I have to admit, when I first started researching for The Ice Cream Girls I didn’t know or understand that all abusive relationships are rooted in emotional manipulation – I thought it was all about the physical violence. I found out that without the psychological control, the violence wouldn’t happen more than once. Having learnt this, I told the story of The Ice Cream Girls knowing that anyone, including ‘nice’, ‘ordinary’, ‘normal’ girls from two-parent families can and do find themselves manoeuvred into the situation that Poppy and Serena were in.

The TV drama that is based on my novel doesn’t seem to agree with what I learnt from my research and it seems to fall into the trap of regurgitating the stereotypes believed by those who have no experience or knowledge of domestic violence. While watching the drama I couldn’t help thinking that, while the people who made it had liked the basic idea of my book, they decided that abusive relationships and girls being groomed into sexual relationships by older men simply didn’t happen in the way I had written about them.

After the second time I outlined my concerns over the potentially damaging messages in the TV drama, the show’s executive producer admitted that their drama ‘tells a slightly different story with slightly different characters and different motivations’. Which is true, there are two versions of the story called The Ice Cream Girls: both have protagonists called Serena and Poppy, both have Poppy and Serena accused of killing an abusive man called Marcus.

The Serena I created was a shy, clever-but-naïve young girl manipulated into a relationship by her teacher who then went on to brutalise her; the Poppy I wrote about was a young girl, close to her father who thought the older man she was involved with loved her even when he abused her.

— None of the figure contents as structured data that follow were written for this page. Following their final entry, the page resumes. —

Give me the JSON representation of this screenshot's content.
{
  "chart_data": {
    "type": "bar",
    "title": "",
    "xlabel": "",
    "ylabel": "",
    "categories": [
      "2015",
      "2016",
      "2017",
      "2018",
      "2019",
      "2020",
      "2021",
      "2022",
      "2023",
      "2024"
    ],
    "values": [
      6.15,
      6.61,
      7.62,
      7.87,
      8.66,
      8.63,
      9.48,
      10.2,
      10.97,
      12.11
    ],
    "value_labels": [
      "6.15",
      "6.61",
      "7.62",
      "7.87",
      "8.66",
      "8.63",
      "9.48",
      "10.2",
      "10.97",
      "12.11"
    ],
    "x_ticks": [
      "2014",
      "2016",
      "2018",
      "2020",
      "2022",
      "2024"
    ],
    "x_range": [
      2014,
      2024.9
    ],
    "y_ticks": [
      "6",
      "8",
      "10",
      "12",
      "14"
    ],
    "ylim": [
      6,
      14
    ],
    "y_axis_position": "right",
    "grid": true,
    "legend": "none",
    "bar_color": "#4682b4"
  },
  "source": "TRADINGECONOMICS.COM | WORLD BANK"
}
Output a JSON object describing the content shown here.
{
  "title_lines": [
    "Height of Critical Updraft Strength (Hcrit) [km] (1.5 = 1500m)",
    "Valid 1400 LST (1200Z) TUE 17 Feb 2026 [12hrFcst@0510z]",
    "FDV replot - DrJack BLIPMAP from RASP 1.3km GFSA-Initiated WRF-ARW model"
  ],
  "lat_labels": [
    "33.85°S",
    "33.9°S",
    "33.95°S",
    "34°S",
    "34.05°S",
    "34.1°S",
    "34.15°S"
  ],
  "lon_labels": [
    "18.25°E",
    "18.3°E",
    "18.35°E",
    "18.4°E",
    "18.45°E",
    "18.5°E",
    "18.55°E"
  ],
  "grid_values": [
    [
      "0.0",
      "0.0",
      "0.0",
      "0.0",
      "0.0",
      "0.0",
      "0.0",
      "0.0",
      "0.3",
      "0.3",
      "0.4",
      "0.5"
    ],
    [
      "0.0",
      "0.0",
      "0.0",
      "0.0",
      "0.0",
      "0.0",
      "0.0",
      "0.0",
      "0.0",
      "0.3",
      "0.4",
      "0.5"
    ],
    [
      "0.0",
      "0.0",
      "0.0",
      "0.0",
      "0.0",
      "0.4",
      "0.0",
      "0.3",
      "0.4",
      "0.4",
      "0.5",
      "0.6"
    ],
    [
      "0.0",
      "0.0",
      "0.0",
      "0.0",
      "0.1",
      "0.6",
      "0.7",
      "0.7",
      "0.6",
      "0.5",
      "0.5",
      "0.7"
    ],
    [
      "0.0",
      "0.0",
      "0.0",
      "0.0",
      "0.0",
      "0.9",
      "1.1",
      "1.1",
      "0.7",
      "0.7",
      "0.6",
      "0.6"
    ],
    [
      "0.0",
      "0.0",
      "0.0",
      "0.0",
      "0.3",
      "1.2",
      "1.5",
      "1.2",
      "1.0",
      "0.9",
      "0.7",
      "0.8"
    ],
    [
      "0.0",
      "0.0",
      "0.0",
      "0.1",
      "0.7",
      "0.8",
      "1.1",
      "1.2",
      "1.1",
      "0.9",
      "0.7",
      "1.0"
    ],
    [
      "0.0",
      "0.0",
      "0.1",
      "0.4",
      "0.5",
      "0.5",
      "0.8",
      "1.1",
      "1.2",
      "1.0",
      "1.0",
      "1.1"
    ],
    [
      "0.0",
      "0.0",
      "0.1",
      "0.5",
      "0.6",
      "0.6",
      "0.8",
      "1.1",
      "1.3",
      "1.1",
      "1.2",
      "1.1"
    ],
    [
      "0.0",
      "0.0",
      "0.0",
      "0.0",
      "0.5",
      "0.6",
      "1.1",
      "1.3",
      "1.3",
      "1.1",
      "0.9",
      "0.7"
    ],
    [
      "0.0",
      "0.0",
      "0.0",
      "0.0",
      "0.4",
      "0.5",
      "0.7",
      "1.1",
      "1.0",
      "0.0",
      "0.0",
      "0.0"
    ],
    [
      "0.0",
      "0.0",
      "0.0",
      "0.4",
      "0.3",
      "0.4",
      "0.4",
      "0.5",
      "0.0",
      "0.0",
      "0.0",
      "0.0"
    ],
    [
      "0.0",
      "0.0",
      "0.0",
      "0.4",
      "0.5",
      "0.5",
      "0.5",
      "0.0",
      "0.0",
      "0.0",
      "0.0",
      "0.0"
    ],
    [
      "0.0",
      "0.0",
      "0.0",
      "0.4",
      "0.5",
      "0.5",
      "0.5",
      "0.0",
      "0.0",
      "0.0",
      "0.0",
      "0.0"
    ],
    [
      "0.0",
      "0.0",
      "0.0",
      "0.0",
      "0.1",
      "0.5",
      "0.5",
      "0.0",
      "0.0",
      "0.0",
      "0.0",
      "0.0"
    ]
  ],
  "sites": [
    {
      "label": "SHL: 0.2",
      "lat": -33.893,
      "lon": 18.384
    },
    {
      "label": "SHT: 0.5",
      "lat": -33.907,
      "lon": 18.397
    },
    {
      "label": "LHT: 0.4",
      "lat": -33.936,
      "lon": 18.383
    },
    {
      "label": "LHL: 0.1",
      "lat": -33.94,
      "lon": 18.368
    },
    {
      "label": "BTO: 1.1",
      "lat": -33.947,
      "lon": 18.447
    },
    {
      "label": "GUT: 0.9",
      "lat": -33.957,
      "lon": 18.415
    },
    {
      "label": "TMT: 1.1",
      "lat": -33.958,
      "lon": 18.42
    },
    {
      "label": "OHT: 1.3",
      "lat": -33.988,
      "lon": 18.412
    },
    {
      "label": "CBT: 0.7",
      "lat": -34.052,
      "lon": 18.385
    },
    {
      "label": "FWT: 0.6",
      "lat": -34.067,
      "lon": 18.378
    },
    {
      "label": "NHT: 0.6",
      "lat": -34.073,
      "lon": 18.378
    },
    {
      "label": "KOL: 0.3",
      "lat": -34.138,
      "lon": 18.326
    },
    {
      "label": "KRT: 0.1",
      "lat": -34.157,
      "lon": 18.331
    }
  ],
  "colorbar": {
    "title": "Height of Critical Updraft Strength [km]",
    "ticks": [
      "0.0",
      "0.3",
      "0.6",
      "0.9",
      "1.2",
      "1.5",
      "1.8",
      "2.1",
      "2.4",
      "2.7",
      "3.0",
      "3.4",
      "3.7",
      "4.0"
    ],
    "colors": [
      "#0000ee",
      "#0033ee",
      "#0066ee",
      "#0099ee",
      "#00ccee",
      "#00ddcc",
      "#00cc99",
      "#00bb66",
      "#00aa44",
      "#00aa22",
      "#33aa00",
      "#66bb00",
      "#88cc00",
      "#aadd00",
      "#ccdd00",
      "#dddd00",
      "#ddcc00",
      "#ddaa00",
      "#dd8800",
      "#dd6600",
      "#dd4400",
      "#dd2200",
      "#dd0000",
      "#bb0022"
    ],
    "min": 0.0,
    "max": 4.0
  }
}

My Ice Cream Girls were trapped in a nightmare situation not of their making and they couldn’t work out how to escape.

My Ice Cream Girls, as many people from all over the world have told me, were loveable, likeable and deeply sympathetic to the point where readers were torn about who they thought had murdered Marcus.
So, essentially, there are two versions of the story called The Ice Cream Girls – the research-based novel that I wrote and the TV version.

I’m sure a lot of people enjoyed the TV version – the actors did a great job with the material they were given. But I hope the viewers questioned whether those situations play out in real life as they did in the TV drama, and that they consider how very different my book, the original story, might be to that version.
A further difference between the two is that the TV version had a different ending and a different killer. For those asking: I didn’t have any say or input into any of the changes including the ending.